Expletives aside, it’s kind of nice to be outside. Like Bus Stop Simulator, only actual.
We make our way down the street with Theo’s phone scoring our steps. He’s got on “walking music”—something by David Arkenstone, I think. We’re waiting for the light to change at a random cross-street when we notice the box. It’s half hidden between the sidewalk and a row of bushes flanking the house to our right. It looks like some kind of junction box, with a blinking red light on top and a gigantic warning sign that reads, “If this light is blinking, contact the CDC immediately.” Followed by an eight-hundred number.
Ernie reads the sign, then takes a step back from the box. “What the hell does that mean?”

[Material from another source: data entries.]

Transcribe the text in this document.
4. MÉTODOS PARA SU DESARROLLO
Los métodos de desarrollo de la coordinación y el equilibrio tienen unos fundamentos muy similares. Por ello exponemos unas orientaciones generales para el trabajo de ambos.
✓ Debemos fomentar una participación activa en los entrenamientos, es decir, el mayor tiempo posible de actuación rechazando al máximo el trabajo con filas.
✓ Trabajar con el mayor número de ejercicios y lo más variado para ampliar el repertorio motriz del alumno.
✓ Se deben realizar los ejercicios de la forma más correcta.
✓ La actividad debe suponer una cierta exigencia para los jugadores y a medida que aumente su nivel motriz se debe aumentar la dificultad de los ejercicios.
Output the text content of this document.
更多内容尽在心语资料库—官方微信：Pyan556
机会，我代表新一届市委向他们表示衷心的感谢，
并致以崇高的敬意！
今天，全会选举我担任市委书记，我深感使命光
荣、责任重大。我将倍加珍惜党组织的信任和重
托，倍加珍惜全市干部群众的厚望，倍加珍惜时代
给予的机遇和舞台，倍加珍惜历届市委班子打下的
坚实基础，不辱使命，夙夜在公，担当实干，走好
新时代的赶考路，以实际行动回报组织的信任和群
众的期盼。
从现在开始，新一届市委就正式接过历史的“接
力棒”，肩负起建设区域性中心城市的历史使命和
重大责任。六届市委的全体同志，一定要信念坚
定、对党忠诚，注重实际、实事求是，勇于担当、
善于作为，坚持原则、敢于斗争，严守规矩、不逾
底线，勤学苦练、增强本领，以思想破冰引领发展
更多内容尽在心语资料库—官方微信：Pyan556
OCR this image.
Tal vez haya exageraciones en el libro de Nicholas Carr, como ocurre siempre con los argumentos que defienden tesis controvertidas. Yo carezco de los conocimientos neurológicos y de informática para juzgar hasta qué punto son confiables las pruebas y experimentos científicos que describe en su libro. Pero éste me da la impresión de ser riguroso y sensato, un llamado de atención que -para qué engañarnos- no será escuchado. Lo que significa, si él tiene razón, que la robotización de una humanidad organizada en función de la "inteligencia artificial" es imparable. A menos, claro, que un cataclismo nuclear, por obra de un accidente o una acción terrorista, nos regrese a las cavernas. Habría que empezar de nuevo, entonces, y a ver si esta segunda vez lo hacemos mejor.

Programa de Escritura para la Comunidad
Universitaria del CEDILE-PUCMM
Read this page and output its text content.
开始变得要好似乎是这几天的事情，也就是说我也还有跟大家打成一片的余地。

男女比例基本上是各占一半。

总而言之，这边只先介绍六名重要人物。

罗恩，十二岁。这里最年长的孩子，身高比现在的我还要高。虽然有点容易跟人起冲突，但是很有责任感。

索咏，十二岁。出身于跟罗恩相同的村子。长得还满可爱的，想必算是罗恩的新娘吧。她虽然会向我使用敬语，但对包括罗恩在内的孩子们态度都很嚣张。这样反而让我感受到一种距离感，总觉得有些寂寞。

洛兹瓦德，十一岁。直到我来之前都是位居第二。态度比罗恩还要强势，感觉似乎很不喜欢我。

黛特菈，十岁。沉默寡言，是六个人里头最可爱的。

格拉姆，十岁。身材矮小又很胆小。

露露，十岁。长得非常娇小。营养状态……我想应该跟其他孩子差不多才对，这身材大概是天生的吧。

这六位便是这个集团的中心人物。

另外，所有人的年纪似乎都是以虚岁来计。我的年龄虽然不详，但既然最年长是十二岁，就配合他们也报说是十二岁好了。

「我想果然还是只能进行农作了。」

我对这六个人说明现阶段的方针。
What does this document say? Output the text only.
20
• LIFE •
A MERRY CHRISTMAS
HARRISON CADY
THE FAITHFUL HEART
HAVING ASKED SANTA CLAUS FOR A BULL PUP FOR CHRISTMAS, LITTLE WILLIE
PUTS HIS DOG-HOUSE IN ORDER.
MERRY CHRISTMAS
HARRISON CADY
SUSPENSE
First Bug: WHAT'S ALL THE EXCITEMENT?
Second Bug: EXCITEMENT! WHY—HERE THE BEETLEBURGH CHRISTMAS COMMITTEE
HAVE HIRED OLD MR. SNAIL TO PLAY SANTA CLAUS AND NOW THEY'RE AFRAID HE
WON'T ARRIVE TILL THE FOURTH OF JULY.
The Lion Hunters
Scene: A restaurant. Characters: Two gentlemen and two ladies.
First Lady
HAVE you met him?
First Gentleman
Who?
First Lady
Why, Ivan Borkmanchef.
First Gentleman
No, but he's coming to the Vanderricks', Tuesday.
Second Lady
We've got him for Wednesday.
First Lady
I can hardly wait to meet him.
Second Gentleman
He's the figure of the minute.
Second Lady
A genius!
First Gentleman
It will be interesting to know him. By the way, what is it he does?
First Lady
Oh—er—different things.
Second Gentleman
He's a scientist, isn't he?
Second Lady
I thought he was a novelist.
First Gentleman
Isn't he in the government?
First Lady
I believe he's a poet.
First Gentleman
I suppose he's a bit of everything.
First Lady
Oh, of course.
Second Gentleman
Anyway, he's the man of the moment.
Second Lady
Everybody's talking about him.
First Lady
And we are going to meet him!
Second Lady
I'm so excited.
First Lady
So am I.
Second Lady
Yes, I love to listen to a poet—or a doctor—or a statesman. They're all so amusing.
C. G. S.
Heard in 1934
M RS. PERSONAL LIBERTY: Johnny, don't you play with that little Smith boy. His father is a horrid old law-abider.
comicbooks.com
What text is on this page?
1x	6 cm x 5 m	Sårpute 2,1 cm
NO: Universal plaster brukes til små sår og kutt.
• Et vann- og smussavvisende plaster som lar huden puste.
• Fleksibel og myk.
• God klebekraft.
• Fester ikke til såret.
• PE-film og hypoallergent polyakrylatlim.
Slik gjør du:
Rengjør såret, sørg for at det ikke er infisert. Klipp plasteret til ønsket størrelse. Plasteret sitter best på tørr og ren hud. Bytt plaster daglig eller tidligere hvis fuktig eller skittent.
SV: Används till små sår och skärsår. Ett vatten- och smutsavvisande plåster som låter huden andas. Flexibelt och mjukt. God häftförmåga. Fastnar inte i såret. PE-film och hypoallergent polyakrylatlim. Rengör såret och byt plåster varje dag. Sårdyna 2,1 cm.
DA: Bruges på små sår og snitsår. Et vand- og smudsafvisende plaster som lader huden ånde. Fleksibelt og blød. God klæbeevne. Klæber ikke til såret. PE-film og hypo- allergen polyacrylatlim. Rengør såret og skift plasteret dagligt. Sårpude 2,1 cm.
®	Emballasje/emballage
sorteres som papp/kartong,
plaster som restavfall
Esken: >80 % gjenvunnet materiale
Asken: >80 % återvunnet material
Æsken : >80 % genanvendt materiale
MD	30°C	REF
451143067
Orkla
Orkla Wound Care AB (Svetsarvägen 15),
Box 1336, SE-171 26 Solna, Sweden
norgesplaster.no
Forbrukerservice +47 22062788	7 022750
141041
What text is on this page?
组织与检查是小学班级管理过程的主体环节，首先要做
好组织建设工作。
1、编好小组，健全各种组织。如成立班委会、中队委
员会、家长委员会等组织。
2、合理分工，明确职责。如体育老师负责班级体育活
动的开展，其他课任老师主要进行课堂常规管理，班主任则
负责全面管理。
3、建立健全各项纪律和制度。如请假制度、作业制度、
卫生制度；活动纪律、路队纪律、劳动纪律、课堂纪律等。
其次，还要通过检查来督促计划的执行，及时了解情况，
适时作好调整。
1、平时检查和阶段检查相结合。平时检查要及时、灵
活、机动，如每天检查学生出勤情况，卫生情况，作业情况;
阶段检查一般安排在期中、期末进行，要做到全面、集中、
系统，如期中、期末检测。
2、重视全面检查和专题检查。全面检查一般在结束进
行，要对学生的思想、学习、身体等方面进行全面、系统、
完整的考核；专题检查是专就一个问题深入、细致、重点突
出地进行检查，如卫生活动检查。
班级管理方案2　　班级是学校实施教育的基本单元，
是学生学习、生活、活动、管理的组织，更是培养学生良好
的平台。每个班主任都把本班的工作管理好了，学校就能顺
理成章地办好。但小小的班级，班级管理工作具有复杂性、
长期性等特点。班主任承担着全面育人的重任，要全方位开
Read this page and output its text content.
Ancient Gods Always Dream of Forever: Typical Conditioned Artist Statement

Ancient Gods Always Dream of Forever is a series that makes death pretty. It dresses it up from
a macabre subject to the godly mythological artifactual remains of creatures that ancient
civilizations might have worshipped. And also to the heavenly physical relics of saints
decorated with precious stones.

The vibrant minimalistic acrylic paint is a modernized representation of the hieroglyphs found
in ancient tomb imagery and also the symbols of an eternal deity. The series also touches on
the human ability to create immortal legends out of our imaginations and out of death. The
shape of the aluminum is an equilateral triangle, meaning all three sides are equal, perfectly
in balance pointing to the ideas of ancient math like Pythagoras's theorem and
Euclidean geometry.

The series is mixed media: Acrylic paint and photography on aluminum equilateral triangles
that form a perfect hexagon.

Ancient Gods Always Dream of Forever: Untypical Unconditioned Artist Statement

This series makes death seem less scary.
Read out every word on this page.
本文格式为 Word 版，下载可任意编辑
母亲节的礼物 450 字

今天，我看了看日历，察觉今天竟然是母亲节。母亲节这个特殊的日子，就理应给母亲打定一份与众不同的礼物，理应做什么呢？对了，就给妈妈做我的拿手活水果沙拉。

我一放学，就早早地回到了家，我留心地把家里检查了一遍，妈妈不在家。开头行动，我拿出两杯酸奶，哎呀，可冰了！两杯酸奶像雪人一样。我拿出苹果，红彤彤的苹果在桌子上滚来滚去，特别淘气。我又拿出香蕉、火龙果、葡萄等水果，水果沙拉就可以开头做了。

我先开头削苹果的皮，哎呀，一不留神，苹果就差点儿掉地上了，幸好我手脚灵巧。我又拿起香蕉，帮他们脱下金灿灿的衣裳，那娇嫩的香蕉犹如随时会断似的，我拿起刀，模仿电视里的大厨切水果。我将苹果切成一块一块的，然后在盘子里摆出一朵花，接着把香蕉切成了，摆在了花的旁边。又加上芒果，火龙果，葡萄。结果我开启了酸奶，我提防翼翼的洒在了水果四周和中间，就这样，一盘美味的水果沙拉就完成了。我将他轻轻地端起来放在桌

“‘Center for Disease Control,’” Theo answers. “That’s what CDC stands for.”
“I know what CDC stands for. What the fuck does it have to do with this box?”
I shrug. “Should we call the number?”
Theo looks concerned. “What if it’s some kind of prank?”
Ernie looks more concerned. “What if it’s not a prank, and by not calling, we’re unleashing a new strain of ass-thrax upon the world?”
“Ass-thrax, not a thing,” Eva says, frowning. “And anyway, why would this box in this suburb have anything to do with a biological outbreak?”
“Flu season doesn’t just happen! It has to come from somewhere! Maybe this is how these things get started—ground zero! Virus in the wild! Zombie apocalypse!” Ernie goes wide-eyed, cups his Cheeto-encrusted hands over his mouth. “OMFG, guys—what if calling the number for this box saves Theo’s neighborhood, but simultaneously triggers another box in some random neighborhood we don’t know to release an ass-thrax mushroom cloud that zombifies everyone within a mile radius?”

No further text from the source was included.